L.A.’s development boom has affected all types of property, even museums.
The La Brea Tar Pits and the Page Museum, which hasn’t had a large-scale improvement since it opened 40 years ago, is the latest institution to be teed up for a makeover.
In August, the Natural History Museums of Los Angeles County unveiled three conceptual approaches for a redesign of the 12-acre, Mid-Wilshire site.
Lori Bettison-Varga¸ president and director of the Natural History Museums of Los Angeles County, said in a statement that the redesign would make the site “more visible to the public” and add amenities.
The three proposals come from Copenhagen-based architecture firm Dorte Mandrup, design firm Diller Scofidio and Renfro and architecture group Weiss/Manfredi, both based in New York.
The Dorte Mandrup plan includes an expansion to the existing Page Museum, a research core at the center of the building and a roof garden.

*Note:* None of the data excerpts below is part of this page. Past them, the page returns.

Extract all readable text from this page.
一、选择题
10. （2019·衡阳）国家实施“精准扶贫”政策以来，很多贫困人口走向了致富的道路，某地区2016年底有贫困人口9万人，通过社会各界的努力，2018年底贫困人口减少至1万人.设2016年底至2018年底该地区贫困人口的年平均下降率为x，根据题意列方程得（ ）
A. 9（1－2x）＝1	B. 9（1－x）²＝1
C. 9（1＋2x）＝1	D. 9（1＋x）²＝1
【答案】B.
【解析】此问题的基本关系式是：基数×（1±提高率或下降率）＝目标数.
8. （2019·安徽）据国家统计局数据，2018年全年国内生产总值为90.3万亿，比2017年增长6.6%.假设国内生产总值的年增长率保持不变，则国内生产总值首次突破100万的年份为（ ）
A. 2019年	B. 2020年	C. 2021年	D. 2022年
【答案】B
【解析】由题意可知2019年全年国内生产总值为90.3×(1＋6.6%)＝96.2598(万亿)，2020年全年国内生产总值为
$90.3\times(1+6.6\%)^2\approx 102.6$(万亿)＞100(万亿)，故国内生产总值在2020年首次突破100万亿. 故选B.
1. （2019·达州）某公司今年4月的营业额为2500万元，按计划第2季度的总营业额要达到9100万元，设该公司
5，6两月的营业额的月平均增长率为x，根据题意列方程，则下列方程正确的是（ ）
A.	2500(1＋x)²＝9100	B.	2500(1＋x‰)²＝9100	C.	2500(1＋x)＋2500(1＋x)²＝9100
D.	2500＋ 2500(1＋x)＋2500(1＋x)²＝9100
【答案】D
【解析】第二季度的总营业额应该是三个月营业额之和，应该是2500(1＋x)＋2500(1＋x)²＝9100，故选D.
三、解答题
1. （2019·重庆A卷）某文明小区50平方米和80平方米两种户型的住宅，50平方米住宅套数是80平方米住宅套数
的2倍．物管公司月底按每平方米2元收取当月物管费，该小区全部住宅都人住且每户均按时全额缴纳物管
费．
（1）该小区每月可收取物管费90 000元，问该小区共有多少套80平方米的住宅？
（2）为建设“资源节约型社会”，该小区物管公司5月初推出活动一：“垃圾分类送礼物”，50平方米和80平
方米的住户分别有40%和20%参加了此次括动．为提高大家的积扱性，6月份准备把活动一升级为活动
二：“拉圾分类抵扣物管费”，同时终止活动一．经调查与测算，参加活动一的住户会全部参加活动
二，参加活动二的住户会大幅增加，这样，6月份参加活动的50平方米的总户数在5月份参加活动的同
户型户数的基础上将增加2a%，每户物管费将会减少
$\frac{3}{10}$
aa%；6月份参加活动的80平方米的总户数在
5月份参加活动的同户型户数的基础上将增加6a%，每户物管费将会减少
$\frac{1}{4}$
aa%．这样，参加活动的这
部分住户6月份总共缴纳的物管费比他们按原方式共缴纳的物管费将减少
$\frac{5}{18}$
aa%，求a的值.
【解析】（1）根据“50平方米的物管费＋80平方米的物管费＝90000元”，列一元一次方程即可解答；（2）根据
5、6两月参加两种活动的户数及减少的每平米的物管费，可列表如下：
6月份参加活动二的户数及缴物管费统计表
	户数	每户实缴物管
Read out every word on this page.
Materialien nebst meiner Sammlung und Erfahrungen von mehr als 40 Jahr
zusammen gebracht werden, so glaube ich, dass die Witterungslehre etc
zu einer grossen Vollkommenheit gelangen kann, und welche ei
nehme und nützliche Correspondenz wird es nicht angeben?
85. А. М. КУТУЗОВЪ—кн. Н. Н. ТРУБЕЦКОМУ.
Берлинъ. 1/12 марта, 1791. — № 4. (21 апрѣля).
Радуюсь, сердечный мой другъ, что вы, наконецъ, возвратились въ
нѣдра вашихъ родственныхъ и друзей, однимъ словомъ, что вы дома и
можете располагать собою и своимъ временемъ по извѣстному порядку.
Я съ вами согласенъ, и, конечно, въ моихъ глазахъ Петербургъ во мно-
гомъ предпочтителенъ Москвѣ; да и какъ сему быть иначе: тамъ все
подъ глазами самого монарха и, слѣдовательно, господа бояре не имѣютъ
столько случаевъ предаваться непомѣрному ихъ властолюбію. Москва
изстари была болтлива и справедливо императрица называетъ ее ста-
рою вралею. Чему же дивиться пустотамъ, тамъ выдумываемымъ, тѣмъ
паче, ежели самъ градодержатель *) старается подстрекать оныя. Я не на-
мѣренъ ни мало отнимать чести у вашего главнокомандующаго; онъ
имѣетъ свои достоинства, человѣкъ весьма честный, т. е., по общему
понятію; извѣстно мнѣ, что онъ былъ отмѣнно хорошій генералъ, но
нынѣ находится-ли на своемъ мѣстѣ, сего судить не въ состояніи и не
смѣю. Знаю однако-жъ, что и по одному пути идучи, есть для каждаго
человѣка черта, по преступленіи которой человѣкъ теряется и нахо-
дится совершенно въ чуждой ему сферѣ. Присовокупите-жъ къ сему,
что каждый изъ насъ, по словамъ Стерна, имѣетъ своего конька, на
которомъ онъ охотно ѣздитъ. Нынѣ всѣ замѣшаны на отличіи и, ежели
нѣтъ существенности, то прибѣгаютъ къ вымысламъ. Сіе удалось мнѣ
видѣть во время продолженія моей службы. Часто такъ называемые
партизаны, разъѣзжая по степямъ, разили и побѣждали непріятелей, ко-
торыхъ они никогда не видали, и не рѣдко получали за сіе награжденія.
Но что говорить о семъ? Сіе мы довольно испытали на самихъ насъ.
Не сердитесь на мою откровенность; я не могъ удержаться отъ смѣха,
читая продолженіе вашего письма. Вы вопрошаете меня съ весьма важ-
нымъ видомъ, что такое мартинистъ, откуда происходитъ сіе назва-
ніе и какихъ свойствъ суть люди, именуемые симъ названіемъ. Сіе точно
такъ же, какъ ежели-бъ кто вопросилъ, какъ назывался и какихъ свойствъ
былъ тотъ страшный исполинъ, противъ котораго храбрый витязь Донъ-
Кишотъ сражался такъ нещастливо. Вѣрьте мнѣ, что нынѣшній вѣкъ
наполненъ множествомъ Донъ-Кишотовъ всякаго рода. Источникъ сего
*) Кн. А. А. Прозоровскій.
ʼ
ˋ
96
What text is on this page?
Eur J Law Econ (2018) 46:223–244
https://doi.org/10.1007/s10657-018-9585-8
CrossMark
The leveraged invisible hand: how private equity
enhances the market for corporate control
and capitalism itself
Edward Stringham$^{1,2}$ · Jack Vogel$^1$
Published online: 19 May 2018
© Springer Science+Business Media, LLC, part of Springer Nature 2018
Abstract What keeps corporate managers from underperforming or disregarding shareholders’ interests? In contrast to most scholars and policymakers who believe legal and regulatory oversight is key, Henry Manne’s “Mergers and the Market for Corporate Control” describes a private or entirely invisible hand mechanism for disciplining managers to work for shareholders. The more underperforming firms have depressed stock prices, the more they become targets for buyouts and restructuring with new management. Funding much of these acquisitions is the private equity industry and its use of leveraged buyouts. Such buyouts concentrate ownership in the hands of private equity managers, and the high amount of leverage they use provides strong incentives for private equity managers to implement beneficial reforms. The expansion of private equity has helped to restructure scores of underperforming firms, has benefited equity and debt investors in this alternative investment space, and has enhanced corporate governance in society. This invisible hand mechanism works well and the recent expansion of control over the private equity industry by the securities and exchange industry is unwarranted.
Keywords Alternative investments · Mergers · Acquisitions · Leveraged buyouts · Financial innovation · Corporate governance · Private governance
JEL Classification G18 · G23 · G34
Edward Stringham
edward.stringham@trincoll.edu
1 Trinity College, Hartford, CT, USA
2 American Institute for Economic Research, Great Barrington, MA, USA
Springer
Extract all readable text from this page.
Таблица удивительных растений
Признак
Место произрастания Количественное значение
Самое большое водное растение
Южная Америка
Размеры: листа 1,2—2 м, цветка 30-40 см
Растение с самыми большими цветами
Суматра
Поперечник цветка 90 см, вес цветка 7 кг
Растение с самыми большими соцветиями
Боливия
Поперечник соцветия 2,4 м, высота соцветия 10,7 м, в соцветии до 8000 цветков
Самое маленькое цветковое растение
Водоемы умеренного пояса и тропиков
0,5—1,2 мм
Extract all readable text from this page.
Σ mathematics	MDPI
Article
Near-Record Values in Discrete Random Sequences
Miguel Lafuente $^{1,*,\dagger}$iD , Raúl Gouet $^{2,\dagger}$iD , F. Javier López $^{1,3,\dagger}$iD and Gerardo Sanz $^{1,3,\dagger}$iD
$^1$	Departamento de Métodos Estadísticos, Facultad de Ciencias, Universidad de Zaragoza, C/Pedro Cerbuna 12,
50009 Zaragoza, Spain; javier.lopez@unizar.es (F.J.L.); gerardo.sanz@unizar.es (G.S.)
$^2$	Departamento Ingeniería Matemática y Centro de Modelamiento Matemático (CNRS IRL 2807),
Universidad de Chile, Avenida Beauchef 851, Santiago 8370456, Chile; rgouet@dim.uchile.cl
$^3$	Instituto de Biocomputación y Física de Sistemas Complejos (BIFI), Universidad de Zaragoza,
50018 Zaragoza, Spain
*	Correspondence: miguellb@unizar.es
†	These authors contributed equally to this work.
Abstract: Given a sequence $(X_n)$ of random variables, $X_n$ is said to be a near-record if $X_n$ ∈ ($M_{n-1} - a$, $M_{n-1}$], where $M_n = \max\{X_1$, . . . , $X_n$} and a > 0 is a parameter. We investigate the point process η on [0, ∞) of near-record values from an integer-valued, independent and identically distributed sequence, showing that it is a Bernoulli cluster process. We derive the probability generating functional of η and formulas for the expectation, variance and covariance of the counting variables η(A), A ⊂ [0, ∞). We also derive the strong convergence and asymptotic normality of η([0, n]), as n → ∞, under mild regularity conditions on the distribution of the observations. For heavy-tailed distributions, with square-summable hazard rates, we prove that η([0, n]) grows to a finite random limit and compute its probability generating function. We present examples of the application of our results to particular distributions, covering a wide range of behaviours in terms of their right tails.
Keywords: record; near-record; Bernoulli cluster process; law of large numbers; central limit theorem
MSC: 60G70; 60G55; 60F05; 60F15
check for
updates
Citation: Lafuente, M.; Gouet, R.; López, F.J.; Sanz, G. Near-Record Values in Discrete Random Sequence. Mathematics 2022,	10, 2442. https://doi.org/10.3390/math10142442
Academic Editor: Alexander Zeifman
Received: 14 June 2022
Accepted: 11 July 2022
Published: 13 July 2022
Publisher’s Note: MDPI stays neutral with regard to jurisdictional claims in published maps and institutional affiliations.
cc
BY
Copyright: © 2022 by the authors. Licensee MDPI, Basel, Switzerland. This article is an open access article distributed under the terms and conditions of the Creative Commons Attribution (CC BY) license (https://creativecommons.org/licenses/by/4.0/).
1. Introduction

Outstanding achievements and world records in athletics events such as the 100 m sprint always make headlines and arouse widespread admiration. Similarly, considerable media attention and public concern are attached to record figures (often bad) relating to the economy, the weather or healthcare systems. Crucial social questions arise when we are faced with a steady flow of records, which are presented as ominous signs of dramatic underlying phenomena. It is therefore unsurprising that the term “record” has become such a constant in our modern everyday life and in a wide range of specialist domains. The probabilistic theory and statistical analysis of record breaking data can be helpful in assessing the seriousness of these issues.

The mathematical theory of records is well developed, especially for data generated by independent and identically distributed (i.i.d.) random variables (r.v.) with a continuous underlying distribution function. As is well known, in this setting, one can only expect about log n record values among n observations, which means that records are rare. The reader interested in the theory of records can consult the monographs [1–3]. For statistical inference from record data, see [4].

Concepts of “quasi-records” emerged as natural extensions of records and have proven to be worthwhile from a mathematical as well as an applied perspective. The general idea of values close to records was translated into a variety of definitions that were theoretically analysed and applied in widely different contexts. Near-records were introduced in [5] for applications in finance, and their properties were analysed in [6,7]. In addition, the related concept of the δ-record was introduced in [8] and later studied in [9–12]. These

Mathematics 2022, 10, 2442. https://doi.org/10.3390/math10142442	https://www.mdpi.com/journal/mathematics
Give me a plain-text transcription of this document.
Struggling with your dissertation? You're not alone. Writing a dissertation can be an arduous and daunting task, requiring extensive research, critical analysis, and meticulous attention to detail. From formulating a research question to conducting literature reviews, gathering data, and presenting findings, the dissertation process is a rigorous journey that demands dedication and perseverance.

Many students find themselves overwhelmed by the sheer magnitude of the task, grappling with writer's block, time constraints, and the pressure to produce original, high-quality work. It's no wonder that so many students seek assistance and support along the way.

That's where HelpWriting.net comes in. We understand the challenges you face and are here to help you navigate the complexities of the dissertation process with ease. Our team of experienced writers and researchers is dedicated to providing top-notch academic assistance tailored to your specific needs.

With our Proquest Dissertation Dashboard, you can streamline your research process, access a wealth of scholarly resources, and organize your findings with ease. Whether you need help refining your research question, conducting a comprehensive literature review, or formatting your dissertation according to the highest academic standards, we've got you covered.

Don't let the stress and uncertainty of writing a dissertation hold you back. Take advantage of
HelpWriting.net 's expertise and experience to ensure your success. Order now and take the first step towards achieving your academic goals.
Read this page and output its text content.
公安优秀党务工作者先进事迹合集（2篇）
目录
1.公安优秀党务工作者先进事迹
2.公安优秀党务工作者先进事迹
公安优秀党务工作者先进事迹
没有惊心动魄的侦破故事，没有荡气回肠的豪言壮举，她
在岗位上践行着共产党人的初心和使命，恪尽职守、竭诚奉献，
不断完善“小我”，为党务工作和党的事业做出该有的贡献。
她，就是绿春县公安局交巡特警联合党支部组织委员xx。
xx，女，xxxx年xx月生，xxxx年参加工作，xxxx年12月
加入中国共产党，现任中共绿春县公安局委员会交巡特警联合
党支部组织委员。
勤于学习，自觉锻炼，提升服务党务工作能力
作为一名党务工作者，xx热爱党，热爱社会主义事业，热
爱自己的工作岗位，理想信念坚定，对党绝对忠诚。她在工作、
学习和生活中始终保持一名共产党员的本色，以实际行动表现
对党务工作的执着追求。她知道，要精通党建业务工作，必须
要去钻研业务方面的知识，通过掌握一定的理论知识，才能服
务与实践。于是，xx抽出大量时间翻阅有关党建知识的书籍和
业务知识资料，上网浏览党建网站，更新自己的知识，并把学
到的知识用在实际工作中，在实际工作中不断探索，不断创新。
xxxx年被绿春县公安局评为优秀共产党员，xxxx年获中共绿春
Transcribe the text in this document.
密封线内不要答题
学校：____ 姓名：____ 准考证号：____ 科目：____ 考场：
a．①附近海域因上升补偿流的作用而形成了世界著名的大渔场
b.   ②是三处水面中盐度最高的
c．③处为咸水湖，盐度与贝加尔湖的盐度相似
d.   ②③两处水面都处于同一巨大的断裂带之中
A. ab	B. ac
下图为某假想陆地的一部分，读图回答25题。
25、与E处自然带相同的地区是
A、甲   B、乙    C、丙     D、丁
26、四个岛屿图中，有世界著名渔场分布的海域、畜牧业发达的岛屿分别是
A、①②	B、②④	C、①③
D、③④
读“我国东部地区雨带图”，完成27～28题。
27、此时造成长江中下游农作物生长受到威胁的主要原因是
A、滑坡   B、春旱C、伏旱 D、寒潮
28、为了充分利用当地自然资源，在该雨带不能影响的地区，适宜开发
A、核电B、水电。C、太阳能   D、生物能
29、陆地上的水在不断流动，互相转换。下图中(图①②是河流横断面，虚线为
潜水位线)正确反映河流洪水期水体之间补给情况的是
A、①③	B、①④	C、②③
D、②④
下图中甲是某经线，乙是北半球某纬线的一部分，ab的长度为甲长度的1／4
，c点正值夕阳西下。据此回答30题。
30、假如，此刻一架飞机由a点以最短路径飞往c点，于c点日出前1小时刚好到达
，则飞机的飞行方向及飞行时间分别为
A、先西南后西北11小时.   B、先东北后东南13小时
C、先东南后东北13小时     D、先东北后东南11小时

Diller Scofidio and Renfro’s plan would replace the existing museum’s structure with four overlapping plates and be surrounded by glass. Surface parking would be removed.
The Weiss/Manfredi plan includes a bridge across the lake pit, site walls, a new garden and an expansion of the Page Museum.
The winning design will be selected by the Natural History Museums of Los Angeles County and a jury whose members include Milton Curry, dean of USC’s School of Architecture; Kirk Johnson, director of the Smithsonian Institution’s National Museum of Natural History; and Christopher Hawthorne, the city’s chief design officer.
Next door, the Los Angeles County Museum of Art will soon undergo a $600 million redesign by Swiss architect Peter Zumthor. Plans call for an additional building that will bridge Wilshire Boulevard, connecting the museum to an outdoor plaza.
Down the street, the Academy Museum of Motion Pictures is adding a dome-structure theater next to the 1930s-era May Co. department store building.
Kerry Brougher, the director of the Academy Museum of Motion Pictures, stepped down earlier this summer. The $400 million project, which is scheduled to open in 2020, has been burdened by delays.
Further east, in Exposition Park, the new $1 billion Lucas Museum of Narrative Art is under construction. The museum was designed by famous Chinese architect Ma Yansong.
It will feature paintings, photos, comic art and filmmaking expositions. In addition to the museum building, the plans include 11 acres of green space. The project is expected to create 1,400 jobs.